The Wall Street Journal Europe
- Type: Daily newspaper
- Format: Broadsheet
- Owner(s): Dow Jones & Company (owned by News Corp)
- Founded: 1983
- Language: English
- Ceased publication: September 27, 2017
- Headquarters: Brussels, Belgium
- Website: http://europe.wsj.com/home-page

= The Wall Street Journal Europe =

Discontinued version of American newspaper

The Wall Street Journal Europe was a daily English-language newspaper that covered global and regional business news for Europe, the Middle East, and Africa (EMEA). Published by the Dow Jones & Company, a News Corp company, it formed as a part of the business publication franchise that included The Wall Street Journal, The Wall Street Journal Asia, and The Wall Street Journal Online. The final print edition of the newspaper was published on 29 September 2017.

==Background==
Founded in 1983, The Wall Street Journal Europe was printed in nine locations throughout the region, including in Belgium, Germany, Ireland, Italy, Spain, Switzerland, Turkey, the U.K., and Israel. The paper was distributed in more than 60 countries, and almost 80% of its subscribers were European citizens. The paper ceased publication in 2017.

The website of The Wall Street Journal Europe offered news and analysis, opinion, market data, and multimedia features tailored for a European audience by a London-based editorial team. Blogs included New Europe, covering Eastern and Central Europe; Iain Martin's blog on U.K. Politics The Source; and Real Time Brussels, offering analysis on events through the European business day.

Content was also available via mobile devices, including a Europe edition of the WSJ.com BlackBerry Reader. A mobile-optimized website provided continually updated news, information, and analysis from Europe.WSJ.com via any web-enabled mobile device or smartphone.

==Circulation figures==
Growth figures for circulation of The Wall Street Journal Europe may not be directly comparable to that of other newspapers beginning January 2008 due to the Journals contract with Executive Learning Partnership (ELP) of the Netherlands. This agreement involved ELP's purchasing copies of the newspaper at between 1–5 cents a copy, well below normal market price. These copies, given at no cost to students, represented 41% of The Wall Street Journal Europe circulation by 2010. Since ELP received payments from the Journal through intermediary companies, some journalists and a whistleblower then employed by the Journal alleged that the newspaper was secretly boosting circulation figures by buying its own papers. This could have had a positive impact on the newspaper's advertising revenues. The contract also committed the Journal to publishing articles that reportedly promoted ELP's activities.
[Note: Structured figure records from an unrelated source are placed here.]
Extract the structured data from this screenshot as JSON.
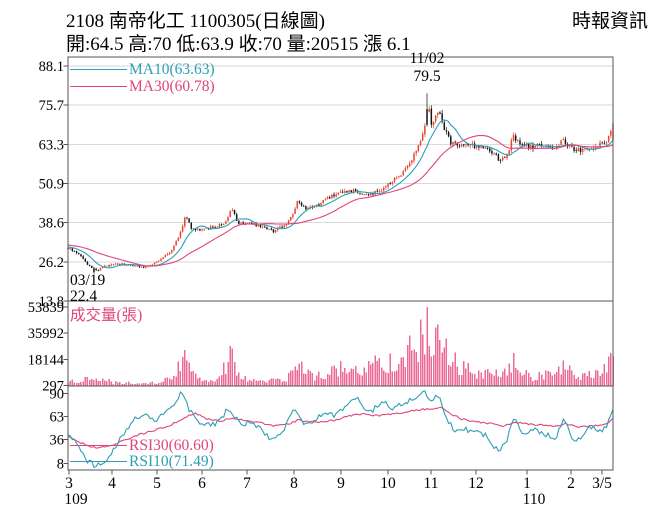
{
  "header": {
    "title": "2108  南帝化工 1100305(日線圖)",
    "source": "時報資訊",
    "quote_line": "開:64.5 高:70 低:63.9 收:70 量:20515 漲 6.1"
  },
  "chart_data": {
    "type": "candlestick+volume+rsi",
    "title": "2108 南帝化工 1100305(日線圖)",
    "x_axis": {
      "month_labels": [
        "3",
        "4",
        "5",
        "6",
        "7",
        "8",
        "9",
        "10",
        "11",
        "12",
        "1",
        "2",
        "3/5"
      ],
      "year_labels": [
        {
          "label": "109",
          "month_index": 0
        },
        {
          "label": "110",
          "month_index": 10
        }
      ],
      "t_range": [
        0,
        12.17
      ]
    },
    "last_trade": {
      "open": 64.5,
      "high": 70,
      "low": 63.9,
      "close": 70,
      "volume": 20515,
      "change_label": "漲 6.1"
    },
    "price_pane": {
      "legend": [
        {
          "label": "MA10(63.63)",
          "color": "#2d9eb5"
        },
        {
          "label": "MA30(60.78)",
          "color": "#e0457b"
        }
      ],
      "y_ticks": [
        88.1,
        75.7,
        63.3,
        50.9,
        38.6,
        26.2,
        13.8
      ],
      "ylim": [
        13.8,
        88.1
      ],
      "up_color": "#e8432d",
      "down_color": "#141414",
      "annotations": [
        {
          "date": "11/02",
          "value": 79.5,
          "t": 8.03,
          "type": "high"
        },
        {
          "date": "03/19",
          "value": 22.4,
          "t": 0.6,
          "type": "low"
        }
      ],
      "close_path": [
        [
          -1.5,
          32.5
        ],
        [
          -0.5,
          31.2
        ],
        [
          0,
          30.6
        ],
        [
          0.25,
          28.8
        ],
        [
          0.45,
          25.2
        ],
        [
          0.63,
          23.4
        ],
        [
          0.8,
          24.6
        ],
        [
          1.1,
          25.6
        ],
        [
          1.45,
          25.0
        ],
        [
          1.75,
          24.6
        ],
        [
          2.05,
          26.8
        ],
        [
          2.3,
          29.5
        ],
        [
          2.5,
          35.0
        ],
        [
          2.62,
          40.8
        ],
        [
          2.78,
          36.3
        ],
        [
          3.0,
          36.6
        ],
        [
          3.3,
          37.2
        ],
        [
          3.55,
          39.0
        ],
        [
          3.66,
          43.2
        ],
        [
          3.78,
          38.6
        ],
        [
          4.0,
          38.4
        ],
        [
          4.35,
          37.6
        ],
        [
          4.6,
          35.9
        ],
        [
          4.85,
          37.8
        ],
        [
          5.02,
          41.0
        ],
        [
          5.12,
          45.2
        ],
        [
          5.3,
          42.6
        ],
        [
          5.55,
          43.8
        ],
        [
          5.8,
          46.5
        ],
        [
          6.1,
          47.8
        ],
        [
          6.4,
          48.6
        ],
        [
          6.65,
          47.2
        ],
        [
          6.9,
          48.2
        ],
        [
          7.15,
          50.5
        ],
        [
          7.4,
          53.5
        ],
        [
          7.65,
          58.0
        ],
        [
          7.85,
          64.0
        ],
        [
          8.0,
          71.5
        ],
        [
          8.05,
          75.2
        ],
        [
          8.12,
          70.0
        ],
        [
          8.2,
          72.0
        ],
        [
          8.3,
          73.8
        ],
        [
          8.42,
          67.5
        ],
        [
          8.55,
          64.0
        ],
        [
          8.75,
          63.2
        ],
        [
          9.0,
          63.0
        ],
        [
          9.3,
          62.2
        ],
        [
          9.5,
          60.5
        ],
        [
          9.65,
          57.8
        ],
        [
          9.8,
          60.0
        ],
        [
          9.95,
          65.8
        ],
        [
          10.1,
          63.0
        ],
        [
          10.35,
          62.5
        ],
        [
          10.6,
          63.2
        ],
        [
          10.85,
          61.8
        ],
        [
          11.05,
          64.6
        ],
        [
          11.25,
          62.0
        ],
        [
          11.45,
          61.2
        ],
        [
          11.7,
          62.6
        ],
        [
          11.95,
          63.5
        ],
        [
          12.05,
          64.0
        ],
        [
          12.17,
          70.0
        ]
      ]
    },
    "volume_pane": {
      "label": "成交量(張)",
      "y_ticks": [
        53839,
        35992,
        18144,
        297
      ],
      "ylim": [
        0,
        53839
      ],
      "color": "#ec6b96",
      "volume_path": [
        [
          -1.5,
          2500
        ],
        [
          0,
          3000
        ],
        [
          0.4,
          4200
        ],
        [
          0.63,
          5200
        ],
        [
          1,
          2600
        ],
        [
          1.5,
          1800
        ],
        [
          2,
          2600
        ],
        [
          2.35,
          5000
        ],
        [
          2.5,
          14000
        ],
        [
          2.62,
          19000
        ],
        [
          2.8,
          9000
        ],
        [
          3,
          4500
        ],
        [
          3.3,
          4000
        ],
        [
          3.55,
          16000
        ],
        [
          3.66,
          23000
        ],
        [
          3.8,
          9000
        ],
        [
          4,
          4200
        ],
        [
          4.3,
          3200
        ],
        [
          4.6,
          3600
        ],
        [
          4.9,
          5200
        ],
        [
          5.05,
          12000
        ],
        [
          5.15,
          14500
        ],
        [
          5.35,
          7500
        ],
        [
          5.6,
          7000
        ],
        [
          5.85,
          9500
        ],
        [
          6.1,
          12000
        ],
        [
          6.35,
          9000
        ],
        [
          6.6,
          12500
        ],
        [
          6.9,
          15000
        ],
        [
          7.15,
          17000
        ],
        [
          7.4,
          19000
        ],
        [
          7.6,
          23000
        ],
        [
          7.8,
          27000
        ],
        [
          7.95,
          34000
        ],
        [
          8.05,
          50000
        ],
        [
          8.15,
          30000
        ],
        [
          8.3,
          36000
        ],
        [
          8.45,
          26000
        ],
        [
          8.6,
          17000
        ],
        [
          8.8,
          12000
        ],
        [
          9.05,
          9000
        ],
        [
          9.3,
          7500
        ],
        [
          9.55,
          9500
        ],
        [
          9.8,
          8000
        ],
        [
          9.95,
          16000
        ],
        [
          10.15,
          8000
        ],
        [
          10.4,
          6000
        ],
        [
          10.65,
          8500
        ],
        [
          10.9,
          7000
        ],
        [
          11.05,
          13500
        ],
        [
          11.3,
          7000
        ],
        [
          11.55,
          6000
        ],
        [
          11.8,
          9000
        ],
        [
          12.0,
          15000
        ],
        [
          12.1,
          13000
        ],
        [
          12.17,
          20515
        ]
      ]
    },
    "rsi_pane": {
      "legend": [
        {
          "label": "RSI30(60.60)",
          "color": "#e0457b"
        },
        {
          "label": "RSI10(71.49)",
          "color": "#2d9eb5"
        }
      ],
      "y_ticks": [
        90,
        63,
        36,
        8
      ],
      "rsi10_path": [
        [
          0,
          42
        ],
        [
          0.2,
          30
        ],
        [
          0.4,
          12
        ],
        [
          0.63,
          5
        ],
        [
          0.8,
          8
        ],
        [
          1.0,
          22
        ],
        [
          1.2,
          40
        ],
        [
          1.5,
          60
        ],
        [
          1.7,
          66
        ],
        [
          1.9,
          58
        ],
        [
          2.1,
          64
        ],
        [
          2.35,
          75
        ],
        [
          2.55,
          93
        ],
        [
          2.7,
          72
        ],
        [
          2.9,
          58
        ],
        [
          3.1,
          52
        ],
        [
          3.35,
          56
        ],
        [
          3.6,
          74
        ],
        [
          3.8,
          56
        ],
        [
          4.0,
          55
        ],
        [
          4.25,
          50
        ],
        [
          4.55,
          36
        ],
        [
          4.8,
          46
        ],
        [
          5.05,
          72
        ],
        [
          5.25,
          56
        ],
        [
          5.5,
          60
        ],
        [
          5.75,
          66
        ],
        [
          6.0,
          64
        ],
        [
          6.2,
          76
        ],
        [
          6.45,
          86
        ],
        [
          6.6,
          74
        ],
        [
          6.8,
          70
        ],
        [
          7.05,
          82
        ],
        [
          7.25,
          72
        ],
        [
          7.5,
          78
        ],
        [
          7.75,
          86
        ],
        [
          7.95,
          93
        ],
        [
          8.1,
          82
        ],
        [
          8.3,
          88
        ],
        [
          8.45,
          60
        ],
        [
          8.65,
          45
        ],
        [
          8.9,
          48
        ],
        [
          9.1,
          44
        ],
        [
          9.35,
          40
        ],
        [
          9.6,
          22
        ],
        [
          9.8,
          35
        ],
        [
          9.95,
          62
        ],
        [
          10.15,
          42
        ],
        [
          10.4,
          50
        ],
        [
          10.65,
          42
        ],
        [
          10.9,
          38
        ],
        [
          11.05,
          60
        ],
        [
          11.3,
          34
        ],
        [
          11.5,
          42
        ],
        [
          11.7,
          52
        ],
        [
          11.9,
          46
        ],
        [
          12.05,
          55
        ],
        [
          12.17,
          71.49
        ]
      ],
      "rsi30_path": [
        [
          0,
          40
        ],
        [
          0.3,
          32
        ],
        [
          0.63,
          26
        ],
        [
          0.9,
          28
        ],
        [
          1.2,
          34
        ],
        [
          1.6,
          42
        ],
        [
          2.0,
          48
        ],
        [
          2.3,
          53
        ],
        [
          2.6,
          62
        ],
        [
          2.85,
          67
        ],
        [
          3.1,
          60
        ],
        [
          3.4,
          58
        ],
        [
          3.7,
          61
        ],
        [
          4.0,
          58
        ],
        [
          4.3,
          56
        ],
        [
          4.6,
          52
        ],
        [
          4.9,
          54
        ],
        [
          5.15,
          59
        ],
        [
          5.4,
          56
        ],
        [
          5.7,
          57
        ],
        [
          6.0,
          59
        ],
        [
          6.3,
          64
        ],
        [
          6.6,
          66
        ],
        [
          6.9,
          64
        ],
        [
          7.2,
          66
        ],
        [
          7.5,
          68
        ],
        [
          7.8,
          71
        ],
        [
          8.1,
          72
        ],
        [
          8.35,
          73
        ],
        [
          8.55,
          66
        ],
        [
          8.8,
          60
        ],
        [
          9.1,
          57
        ],
        [
          9.4,
          55
        ],
        [
          9.7,
          52
        ],
        [
          10.0,
          56
        ],
        [
          10.3,
          54
        ],
        [
          10.6,
          53
        ],
        [
          10.9,
          52
        ],
        [
          11.1,
          55
        ],
        [
          11.4,
          51
        ],
        [
          11.7,
          52
        ],
        [
          12.0,
          54
        ],
        [
          12.17,
          60.6
        ]
      ]
    }
  }
}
While maintaining that the arrangement was legitimate and appropriate, the European managing director of the Journals parent Dow Jones & Company, Andrew Langhoff, resigned in October 2011. Les Hinton, who was chief executive officer of Dow Jones & Company and who was reportedly advised of the arrangement with ELP, resigned in July 2011 in conjunction with the unrelated News International phone hacking scandal.